The cameramen, working for France 2 and France 3 and a photographer for the news agency AFP, were attacked during demonstrations against the privatisation of the ferry company SNCM on 27 and 28 September, and 1st October.
Elsewhere, Jean-Marc Plantade, financial editor on the Parisien, received death threats by phone against himself and his family after publishing an article on 17 October headlined, "Scandal at the SNC". In the article he exposed alleged embezzlement of takings by some staff on board the company's ferries.
"This situation, surprising within the European Union, is not however unusual on the island," the worldwide press freedom organisation said.
“We offer our support to all those who have been attacked and received death threats since the demonstrations organised against the privatisation of the SNCM”
"We are ready to act as a civil party in any complaints that journalists might bring in the next few days. It is essential to break the law of silence that affects all journalists who work in Corsica or who handle Corsican affairs on the continent.”
"We call on the Interior Minister, Nicolas Sarkozy, to do his utmost to guarantee the safety of journalists on the island and those who are currently under threat on the continent,” said Reporters Without Borders.
“We received death threats on the switchboard of the Parisien and on my personal extension," said Plantade. They said: ‘We are going to kill you, you and your children'. “It's a form of intellectual terrorism, and it's up to the government to ensure that the people making these threats are put out of harm's way ".
"I think it's worth remembering that a prefect was murdered in Corsica not very long ago.” he told Reporters Without Borders.
Christophe Hilary, a cameraman with France 3 National, received a violent blow on the cheek on 28 September, while he was filming some 200 rioters, about one third of them hooded, who were attacking an EDF vehicle in the streets of Bastia."
"I was only filming the feet of the demonstrators and moreover, we are not police auxiliaries," he said. "We abide by a code of ethics, and we systematically refuse to hand over our pictures to the security forces when they ask for them. But we must be allowed to work in Corsica, just like anywhere else," he told Reporters Without Borders. The cameraman has made an official complaint.

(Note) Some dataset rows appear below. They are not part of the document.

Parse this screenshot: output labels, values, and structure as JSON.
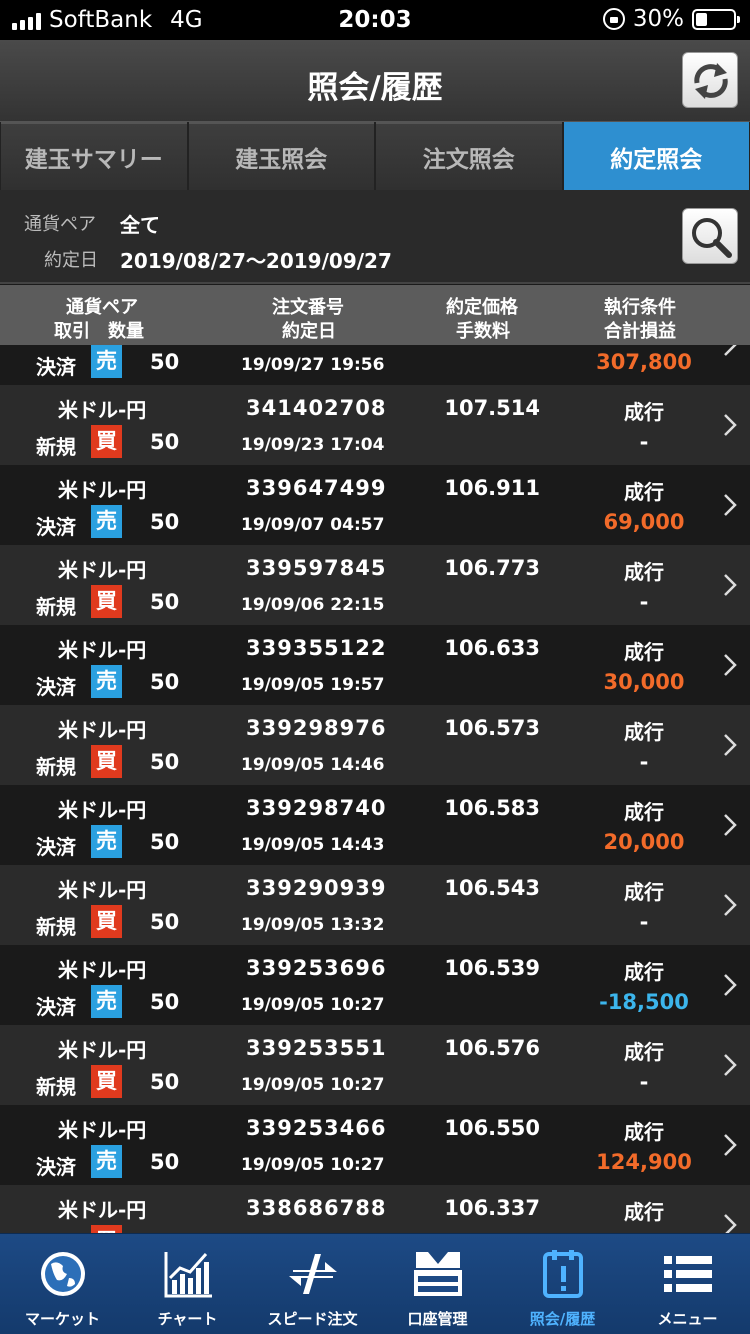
{
  "status_bar": {
    "carrier": "SoftBank",
    "network": "4G",
    "time": "20:03",
    "battery": "30%",
    "battery_level": 0.3
  },
  "header": {
    "title": "照会/履歴"
  },
  "tabs": [
    {
      "label": "建玉サマリー",
      "active": false
    },
    {
      "label": "建玉照会",
      "active": false
    },
    {
      "label": "注文照会",
      "active": false
    },
    {
      "label": "約定照会",
      "active": true
    }
  ],
  "filter": {
    "pair_label": "通貨ペア",
    "pair_value": "全て",
    "date_label": "約定日",
    "date_value": "2019/08/27〜2019/09/27"
  },
  "columns": {
    "c1_line1": "通貨ペア",
    "c1_line2": "取引　数量",
    "c2_line1": "注文番号",
    "c2_line2": "約定日",
    "c3_line1": "約定価格",
    "c3_line2": "手数料",
    "c4_line1": "執行条件",
    "c4_line2": "合計損益"
  },
  "rows": [
    {
      "pair": "",
      "kind": "決済",
      "side": "売",
      "qty": "50",
      "order": "",
      "date": "19/09/27 19:56",
      "price": "",
      "cond": "",
      "pnl": "307,800",
      "pnl_type": "pos"
    },
    {
      "pair": "米ドル-円",
      "kind": "新規",
      "side": "買",
      "qty": "50",
      "order": "341402708",
      "date": "19/09/23 17:04",
      "price": "107.514",
      "cond": "成行",
      "pnl": "-",
      "pnl_type": "none"
    },
    {
      "pair": "米ドル-円",
      "kind": "決済",
      "side": "売",
      "qty": "50",
      "order": "339647499",
      "date": "19/09/07 04:57",
      "price": "106.911",
      "cond": "成行",
      "pnl": "69,000",
      "pnl_type": "pos"
    },
    {
      "pair": "米ドル-円",
      "kind": "新規",
      "side": "買",
      "qty": "50",
      "order": "339597845",
      "date": "19/09/06 22:15",
      "price": "106.773",
      "cond": "成行",
      "pnl": "-",
      "pnl_type": "none"
    },
    {
      "pair": "米ドル-円",
      "kind": "決済",
      "side": "売",
      "qty": "50",
      "order": "339355122",
      "date": "19/09/05 19:57",
      "price": "106.633",
      "cond": "成行",
      "pnl": "30,000",
      "pnl_type": "pos"
    },
    {
      "pair": "米ドル-円",
      "kind": "新規",
      "side": "買",
      "qty": "50",
      "order": "339298976",
      "date": "19/09/05 14:46",
      "price": "106.573",
      "cond": "成行",
      "pnl": "-",
      "pnl_type": "none"
    },
    {
      "pair": "米ドル-円",
      "kind": "決済",
      "side": "売",
      "qty": "50",
      "order": "339298740",
      "date": "19/09/05 14:43",
      "price": "106.583",
      "cond": "成行",
      "pnl": "20,000",
      "pnl_type": "pos"
    },
    {
      "pair": "米ドル-円",
      "kind": "新規",
      "side": "買",
      "qty": "50",
      "order": "339290939",
      "date": "19/09/05 13:32",
      "price": "106.543",
      "cond": "成行",
      "pnl": "-",
      "pnl_type": "none"
    },
    {
      "pair": "米ドル-円",
      "kind": "決済",
      "side": "売",
      "qty": "50",
      "order": "339253696",
      "date": "19/09/05 10:27",
      "price": "106.539",
      "cond": "成行",
      "pnl": "-18,500",
      "pnl_type": "neg"
    },
    {
      "pair": "米ドル-円",
      "kind": "新規",
      "side": "買",
      "qty": "50",
      "order": "339253551",
      "date": "19/09/05 10:27",
      "price": "106.576",
      "cond": "成行",
      "pnl": "-",
      "pnl_type": "none"
    },
    {
      "pair": "米ドル-円",
      "kind": "決済",
      "side": "売",
      "qty": "50",
      "order": "339253466",
      "date": "19/09/05 10:27",
      "price": "106.550",
      "cond": "成行",
      "pnl": "124,900",
      "pnl_type": "pos"
    },
    {
      "pair": "米ドル-円",
      "kind": "",
      "side": "買",
      "qty": "",
      "order": "338686788",
      "date": "",
      "price": "106.337",
      "cond": "成行",
      "pnl": "",
      "pnl_type": "none"
    }
  ],
  "tabbar": [
    {
      "label": "マーケット",
      "icon": "globe-icon",
      "active": false
    },
    {
      "label": "チャート",
      "icon": "chart-icon",
      "active": false
    },
    {
      "label": "スピード注文",
      "icon": "speed-order-icon",
      "active": false
    },
    {
      "label": "口座管理",
      "icon": "account-icon",
      "active": false
    },
    {
      "label": "照会/履歴",
      "icon": "history-icon",
      "active": true
    },
    {
      "label": "メニュー",
      "icon": "menu-icon",
      "active": false
    }
  ],
  "colors": {
    "accent": "#2e8fd0",
    "profit": "#f26b2a",
    "loss": "#3cb5ec",
    "sell": "#2aa0e0",
    "buy": "#e03a1e",
    "tabbar": "#1d4a85"
  }
}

Olivier Laban-Mattei, a photographer for AFP, was violently manhandled by demonstrators at the port of Bastia on 1st October while he was filming a plainclothes policeman being beaten up by some 15 hooded demonstrators.
The demonstrators seized his camera and threw it in the sea, but he managed to save the shots, which were published on 2 October in the Journal du Dimanche and on the front page of the Parisien. Corse-Matin unfortunately published them on the following day, without blurring the picture, thus making one of the demonstrators recognisable. AFP also sold a series of 12 pictures that were published in the review Choc on 6 October.
Since the pictures were published, Laban-Mattei, who is of Corsican origin and who has worked on the island for six years, received a number of threats that were reported by several of his colleagues who are permanently based in Corsica. The photographer has decided to bring a complaint and Reporters Without Borders will be a civil party to the case.
"I quickly took the decision to by-line my photos so as to protect my colleagues on the spot. I think it's unfortunate, to have to lower one's camera, if one wants to continue following events in Corsica.” he told Reporters Without Borders.
"I'm afraid for Olivier, and I fear he will no longer be able to work in Corsica as he did before. We're not in Iraq but you have to realise we are working in difficult conditions here", said Patrick Vella, a journalist on France 3 Corse who has been working on the island for 25 years, and received death threats himself in 2004.